Their new album opens hot with “Nobody’s Sweetheart Now”, a crowd pleaser that’s possibly the most well known of 15 titles, the arrangement gives reedist Ricky Alexander an early solo announcing that this is a full band affair, his excellent solos on both sax and clarinet appear intermittently throughout an album where instrumentation varies considerably and nothing is formulaic. Brian Nalepka filling in the bassline so fully, sometimes on tuba, frees things up more eclectic rhythms from Sansaricq’s washboard and an instrument you don’t hear very often, the bones, played by Jerron “Blind Boy” Paxton. Paxton also plays banjo and another seldom heard instrument, at least on the albums TST covers, the harmonica.
That instrument appears on “Let’s Get Loose” a timeless driving blues number sung with a forcefulness I’m not used to from Miss Maybell. They return to that hot roadhouse feel on “Warm It Up To Me”, so obviously a Blind Willie McTell number I barely needed to confirm it in the notes.
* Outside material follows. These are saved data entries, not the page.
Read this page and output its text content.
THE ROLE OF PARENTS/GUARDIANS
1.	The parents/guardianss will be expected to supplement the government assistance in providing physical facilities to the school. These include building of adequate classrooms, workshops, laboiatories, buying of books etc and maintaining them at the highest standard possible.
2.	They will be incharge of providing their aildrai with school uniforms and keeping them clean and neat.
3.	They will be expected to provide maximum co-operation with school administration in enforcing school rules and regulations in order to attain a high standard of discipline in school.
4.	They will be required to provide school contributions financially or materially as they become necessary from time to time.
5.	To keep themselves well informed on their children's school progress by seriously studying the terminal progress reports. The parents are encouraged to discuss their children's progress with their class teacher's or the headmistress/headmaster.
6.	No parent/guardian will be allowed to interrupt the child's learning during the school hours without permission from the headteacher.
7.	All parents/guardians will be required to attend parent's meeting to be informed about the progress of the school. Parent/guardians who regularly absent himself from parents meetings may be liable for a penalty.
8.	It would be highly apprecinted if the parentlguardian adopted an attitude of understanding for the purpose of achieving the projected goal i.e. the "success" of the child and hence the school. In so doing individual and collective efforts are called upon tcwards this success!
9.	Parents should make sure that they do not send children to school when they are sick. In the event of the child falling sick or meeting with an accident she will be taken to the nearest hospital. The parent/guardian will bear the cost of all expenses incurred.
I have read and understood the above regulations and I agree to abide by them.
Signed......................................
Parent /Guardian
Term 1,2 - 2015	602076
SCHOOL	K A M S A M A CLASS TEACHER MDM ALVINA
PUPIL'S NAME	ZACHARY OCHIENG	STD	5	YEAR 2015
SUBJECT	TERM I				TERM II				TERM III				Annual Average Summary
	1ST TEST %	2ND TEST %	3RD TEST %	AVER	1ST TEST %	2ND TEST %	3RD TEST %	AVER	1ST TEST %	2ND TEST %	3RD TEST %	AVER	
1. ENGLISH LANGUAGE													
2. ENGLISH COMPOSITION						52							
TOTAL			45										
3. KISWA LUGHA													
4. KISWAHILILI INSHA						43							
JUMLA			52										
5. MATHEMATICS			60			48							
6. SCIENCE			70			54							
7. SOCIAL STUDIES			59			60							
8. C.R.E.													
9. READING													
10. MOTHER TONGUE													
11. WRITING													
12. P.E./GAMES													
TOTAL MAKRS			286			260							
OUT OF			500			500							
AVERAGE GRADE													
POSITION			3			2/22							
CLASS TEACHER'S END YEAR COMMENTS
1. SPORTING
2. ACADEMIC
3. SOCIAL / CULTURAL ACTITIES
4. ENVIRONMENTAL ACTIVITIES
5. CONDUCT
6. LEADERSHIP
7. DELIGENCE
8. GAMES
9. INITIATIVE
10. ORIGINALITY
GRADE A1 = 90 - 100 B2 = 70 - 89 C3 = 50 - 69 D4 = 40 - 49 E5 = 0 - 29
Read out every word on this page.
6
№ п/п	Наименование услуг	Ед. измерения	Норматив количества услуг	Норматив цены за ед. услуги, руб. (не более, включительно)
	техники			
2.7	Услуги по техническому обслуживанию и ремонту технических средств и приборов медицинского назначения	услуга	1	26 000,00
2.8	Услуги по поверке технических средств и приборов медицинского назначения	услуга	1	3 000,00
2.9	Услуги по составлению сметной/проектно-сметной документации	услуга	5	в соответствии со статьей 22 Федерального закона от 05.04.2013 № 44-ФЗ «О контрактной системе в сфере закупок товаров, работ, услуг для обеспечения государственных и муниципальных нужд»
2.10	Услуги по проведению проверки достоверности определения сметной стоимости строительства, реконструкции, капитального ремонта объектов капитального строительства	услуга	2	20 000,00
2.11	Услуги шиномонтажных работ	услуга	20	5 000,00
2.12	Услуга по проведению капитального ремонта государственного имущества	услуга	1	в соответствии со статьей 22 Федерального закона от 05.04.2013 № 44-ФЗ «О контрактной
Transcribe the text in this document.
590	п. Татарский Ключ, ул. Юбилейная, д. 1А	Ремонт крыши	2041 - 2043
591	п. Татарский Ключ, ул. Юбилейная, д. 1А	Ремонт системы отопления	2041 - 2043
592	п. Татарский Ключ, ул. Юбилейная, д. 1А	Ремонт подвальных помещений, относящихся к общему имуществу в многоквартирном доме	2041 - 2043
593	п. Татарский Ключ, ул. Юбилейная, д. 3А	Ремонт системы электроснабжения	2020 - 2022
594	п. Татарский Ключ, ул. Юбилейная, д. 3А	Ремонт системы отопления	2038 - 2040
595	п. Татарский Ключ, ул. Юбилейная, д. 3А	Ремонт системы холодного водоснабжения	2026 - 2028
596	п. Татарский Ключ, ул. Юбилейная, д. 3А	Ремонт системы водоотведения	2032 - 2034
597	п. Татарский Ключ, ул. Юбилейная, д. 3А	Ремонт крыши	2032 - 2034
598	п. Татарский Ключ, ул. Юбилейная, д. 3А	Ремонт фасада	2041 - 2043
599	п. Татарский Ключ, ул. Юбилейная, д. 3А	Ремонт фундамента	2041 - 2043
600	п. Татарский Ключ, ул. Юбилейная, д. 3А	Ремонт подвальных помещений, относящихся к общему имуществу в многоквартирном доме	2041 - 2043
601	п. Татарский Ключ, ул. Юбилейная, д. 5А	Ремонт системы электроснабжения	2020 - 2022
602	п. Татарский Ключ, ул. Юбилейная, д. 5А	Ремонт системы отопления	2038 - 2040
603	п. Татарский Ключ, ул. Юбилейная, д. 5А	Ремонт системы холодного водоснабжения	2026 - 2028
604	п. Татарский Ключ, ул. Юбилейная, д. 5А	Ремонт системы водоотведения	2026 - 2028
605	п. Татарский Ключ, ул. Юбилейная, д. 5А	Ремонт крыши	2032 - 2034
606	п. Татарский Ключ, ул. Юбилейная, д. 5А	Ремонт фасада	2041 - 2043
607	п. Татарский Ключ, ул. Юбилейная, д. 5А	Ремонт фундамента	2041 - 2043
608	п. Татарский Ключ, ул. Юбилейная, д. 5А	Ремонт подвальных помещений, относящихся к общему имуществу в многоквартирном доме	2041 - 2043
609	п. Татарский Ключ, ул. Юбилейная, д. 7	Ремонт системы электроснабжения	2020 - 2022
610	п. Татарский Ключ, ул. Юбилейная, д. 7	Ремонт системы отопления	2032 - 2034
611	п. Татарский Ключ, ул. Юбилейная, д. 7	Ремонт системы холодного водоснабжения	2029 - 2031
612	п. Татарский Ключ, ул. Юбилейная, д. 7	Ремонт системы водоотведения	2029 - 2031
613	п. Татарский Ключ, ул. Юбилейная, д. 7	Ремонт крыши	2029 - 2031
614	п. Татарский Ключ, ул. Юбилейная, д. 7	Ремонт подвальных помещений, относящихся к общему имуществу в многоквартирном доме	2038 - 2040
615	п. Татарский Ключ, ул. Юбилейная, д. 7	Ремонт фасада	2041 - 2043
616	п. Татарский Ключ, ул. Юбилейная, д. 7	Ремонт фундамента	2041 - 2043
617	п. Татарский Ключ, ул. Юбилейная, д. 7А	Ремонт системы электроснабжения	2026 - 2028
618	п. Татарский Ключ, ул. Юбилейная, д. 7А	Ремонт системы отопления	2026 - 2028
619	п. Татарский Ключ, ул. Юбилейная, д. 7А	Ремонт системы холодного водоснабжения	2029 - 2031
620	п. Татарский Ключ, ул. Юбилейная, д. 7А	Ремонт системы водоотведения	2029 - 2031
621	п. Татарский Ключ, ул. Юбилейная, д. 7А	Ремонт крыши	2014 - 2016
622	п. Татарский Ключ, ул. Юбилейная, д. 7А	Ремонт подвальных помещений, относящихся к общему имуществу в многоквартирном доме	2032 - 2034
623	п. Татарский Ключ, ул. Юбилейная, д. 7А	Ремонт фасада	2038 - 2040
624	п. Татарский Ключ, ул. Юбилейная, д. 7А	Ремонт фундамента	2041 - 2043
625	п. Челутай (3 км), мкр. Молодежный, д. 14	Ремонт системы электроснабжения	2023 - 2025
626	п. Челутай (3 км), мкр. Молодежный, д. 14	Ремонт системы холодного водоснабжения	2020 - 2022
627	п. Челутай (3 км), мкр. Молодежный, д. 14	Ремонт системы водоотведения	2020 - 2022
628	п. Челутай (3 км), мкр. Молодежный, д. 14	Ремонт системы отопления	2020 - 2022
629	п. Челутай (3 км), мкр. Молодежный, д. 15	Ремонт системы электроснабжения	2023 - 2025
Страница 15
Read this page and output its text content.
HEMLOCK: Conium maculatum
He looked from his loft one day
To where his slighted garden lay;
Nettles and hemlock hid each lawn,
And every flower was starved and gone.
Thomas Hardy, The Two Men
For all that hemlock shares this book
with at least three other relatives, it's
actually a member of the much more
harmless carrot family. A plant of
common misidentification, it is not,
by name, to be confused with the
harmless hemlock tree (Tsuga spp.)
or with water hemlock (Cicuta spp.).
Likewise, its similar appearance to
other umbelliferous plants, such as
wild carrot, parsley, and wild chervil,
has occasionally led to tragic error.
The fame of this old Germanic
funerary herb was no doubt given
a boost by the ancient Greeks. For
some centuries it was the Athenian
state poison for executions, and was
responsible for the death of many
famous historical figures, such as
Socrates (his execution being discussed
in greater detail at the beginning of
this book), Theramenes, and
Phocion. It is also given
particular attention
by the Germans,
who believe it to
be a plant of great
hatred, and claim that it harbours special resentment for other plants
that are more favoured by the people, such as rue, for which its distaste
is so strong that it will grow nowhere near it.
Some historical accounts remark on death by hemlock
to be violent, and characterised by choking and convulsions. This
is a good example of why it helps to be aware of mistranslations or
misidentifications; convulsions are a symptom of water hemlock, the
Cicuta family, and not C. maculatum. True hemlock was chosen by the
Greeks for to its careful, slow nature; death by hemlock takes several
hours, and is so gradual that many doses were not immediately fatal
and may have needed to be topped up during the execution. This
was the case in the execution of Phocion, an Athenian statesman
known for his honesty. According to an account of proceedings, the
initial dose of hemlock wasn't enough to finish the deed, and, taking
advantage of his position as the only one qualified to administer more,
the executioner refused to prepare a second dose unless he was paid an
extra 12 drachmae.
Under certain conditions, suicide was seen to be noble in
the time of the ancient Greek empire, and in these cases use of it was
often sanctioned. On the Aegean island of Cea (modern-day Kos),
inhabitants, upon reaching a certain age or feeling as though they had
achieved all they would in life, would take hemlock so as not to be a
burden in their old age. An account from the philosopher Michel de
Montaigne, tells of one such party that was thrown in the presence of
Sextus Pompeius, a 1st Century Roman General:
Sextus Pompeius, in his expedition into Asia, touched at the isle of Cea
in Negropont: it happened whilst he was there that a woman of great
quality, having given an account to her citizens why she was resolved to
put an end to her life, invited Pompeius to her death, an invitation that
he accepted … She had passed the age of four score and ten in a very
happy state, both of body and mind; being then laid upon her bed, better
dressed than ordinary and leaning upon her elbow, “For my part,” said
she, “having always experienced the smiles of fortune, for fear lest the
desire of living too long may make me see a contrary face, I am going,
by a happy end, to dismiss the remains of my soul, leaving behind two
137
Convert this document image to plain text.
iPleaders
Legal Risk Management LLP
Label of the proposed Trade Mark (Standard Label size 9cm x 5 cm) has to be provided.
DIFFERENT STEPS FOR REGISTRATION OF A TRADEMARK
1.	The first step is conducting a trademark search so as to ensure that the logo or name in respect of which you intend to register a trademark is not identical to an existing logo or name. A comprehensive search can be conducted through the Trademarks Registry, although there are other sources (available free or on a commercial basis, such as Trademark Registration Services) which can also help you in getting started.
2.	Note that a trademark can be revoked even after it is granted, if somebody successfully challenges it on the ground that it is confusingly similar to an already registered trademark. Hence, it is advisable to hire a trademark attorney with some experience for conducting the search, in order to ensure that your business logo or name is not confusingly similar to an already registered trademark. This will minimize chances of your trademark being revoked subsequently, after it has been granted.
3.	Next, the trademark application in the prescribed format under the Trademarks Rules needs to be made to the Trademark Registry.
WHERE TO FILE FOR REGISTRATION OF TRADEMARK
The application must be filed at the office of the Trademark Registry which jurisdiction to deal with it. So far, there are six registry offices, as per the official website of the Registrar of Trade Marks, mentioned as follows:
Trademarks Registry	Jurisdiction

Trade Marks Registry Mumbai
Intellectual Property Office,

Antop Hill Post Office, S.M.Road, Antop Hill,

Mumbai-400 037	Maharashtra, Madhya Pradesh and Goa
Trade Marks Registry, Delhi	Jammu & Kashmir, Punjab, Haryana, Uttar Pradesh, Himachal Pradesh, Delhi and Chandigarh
Speaking of unusual instruments, Miss Maybell plays a mean kazoo, and a tipple, an instrument in the guitar family, in addition to the plain old guitar. A fiddle is also heard, played by Jackson Lynch.
Nalepka’s use of the tuba on the instrumental “Chicken Charlie” inexplicably gets very close to what I enjoy about their duo records. Perhaps it is again that “piano plus” combo that does it for me. The tuba open, chorus accompaniment, and feature solo on “Cover me up with the Sunshine of Virginia” is also a nice touch because it feels like an unusual choice for the lyric but creates a nice back and forth.
“Talking to the Gypsy” is the bread and butter of their duo sets. A storytelling blues focused in on voice and lyric, it keeps a slower pace, and the accompanists get it just right, pushing her vocal to the top and even cutting out for emphasis. “Ain’t That a Shame” also feels like their duo work but with a lot of fancy banjo from Blind Boy Paxton to top it off.
Among a surprising number of instrumental “Chimes” features lots of hot rhythm on bones and other odd sounds. The return of the bones on the following track, “Mariar”, makes for a segue with the feel of those cylinder record medleys. As always, they’ve been doing their research. Another good choice was closing with “Just The Blues”. Focused on Judkins piano, it has the feel of exit music.
Their version of “When I March in April with May” makes it clear why it has earned its place as a standard, I was surprised to learn in the notes that it was from the late 20s and not much earlier. Those notes come as part of an attractive carboard case that folds out to four frames and includes a paragraph or two on the history of each title.
This all around excellent record was recorded over two sessions at The Jalopy Theater in Brooklyn, a likely place to catch any of these musicians live. Analog recording equipment and techniques were used under the guidance of Jon Atkinson whose Bigtone Records out in Bristol Virginia is a draw for artists of several genres seeking authenticity. Any fan of early American popular music owes it to themselves to follow these jazz age artists closely.